The occurrence of large clusters may indicate weaknesses in the tuberculosis control activities, as they were still growing at the end of 1997. Transmission among the Somali immigrants may have occurred partly before their arrival in the Netherlands. However, 80% of cases in this cluster were identified ⩾2 years after arrival in the Netherlands, suggesting that transmission in the Netherlands may have occurred as well. Contact tracing is reportedly difficult among Somali immigrants because of cultural and language barriers. The major intervention in this group may be to promote increased compliance with tuberculosis screening and/or increased health education to ensure early case detection when symptoms occur. Contact tracing among drug users and the homeless is notably difficult as well, and additional measures to prevent tuberculosis transmission in this group and the need to promote early case detection are again emphasized [17].
Risk factors for clustering as disclosed in this study, such as male gender, young age, homelessness, drug abuse, and a long stay in the country of residence, have previously been described in other studies [4, 14]. Similar to findings in the United States, we found somewhat more transmission in urban environments, in particular among drug abusers and the homeless, and also between immigrants and the native population [17, 20, 21]. Pulmonary cases were more likely to be clustered than extrapulmonary tuberculosis cases, which is to be expected, as pulmonary cases are the main sources of infection [37] and are thus able to generate clusters. Contrary to studies in the United States [4, 5], HIV was not found to be associated with clustering after adjusting for drug use. Perhaps the association in the United States occurred in part because of nosocomial transmission in HIV/AIDS clinics [18, 39].

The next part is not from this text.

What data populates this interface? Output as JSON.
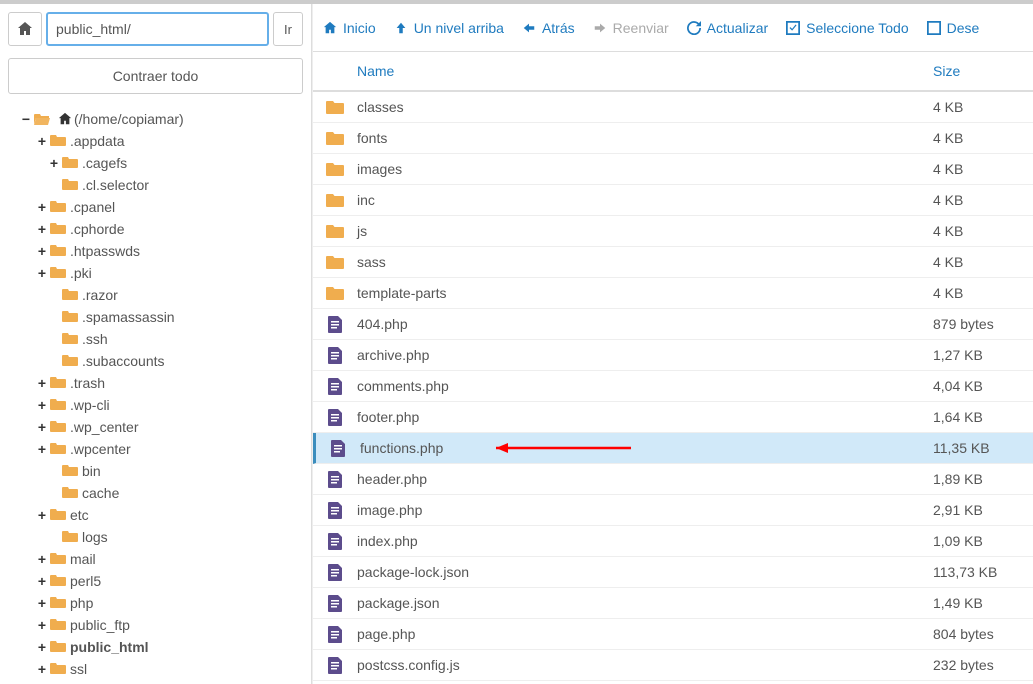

Studies in the United States showed that drug-resistant M. tuberculosis cases were more likely to be in a cluster than drug-sensitive cases [4, 5, 39–41]. In our study population, isoniazid- resistant strains were less likely to be clustered than isoniazid-sensitive strains or streptomycin-resistant strains, as had been suggested in an earlier, preliminary report [26]. Moreover, in the present study, potential confounders were taken into account, and the association remained. It has been known for decades that isoniazid resistance may lead to reduced virulence of M. tuberculosis strains in animal models [42, 43]. This study indicates on the basis of DNA cluster analysis that isoniazid-resistant strains may be less likely to generate secondary cases in a human population. Preliminary data suggest that the prevalence of particular mutations in the katG gene of isoniazid differ between clustered and nonclustered resistant strains. This would suggest differences in transmissibilty of the various genotypes of isoniazid resistance. If confirmed, one would expect that the prevalence of various resistance genotypes in a population may be exploited as an indicator of the prevalence of acquired versus primary resistance in a population.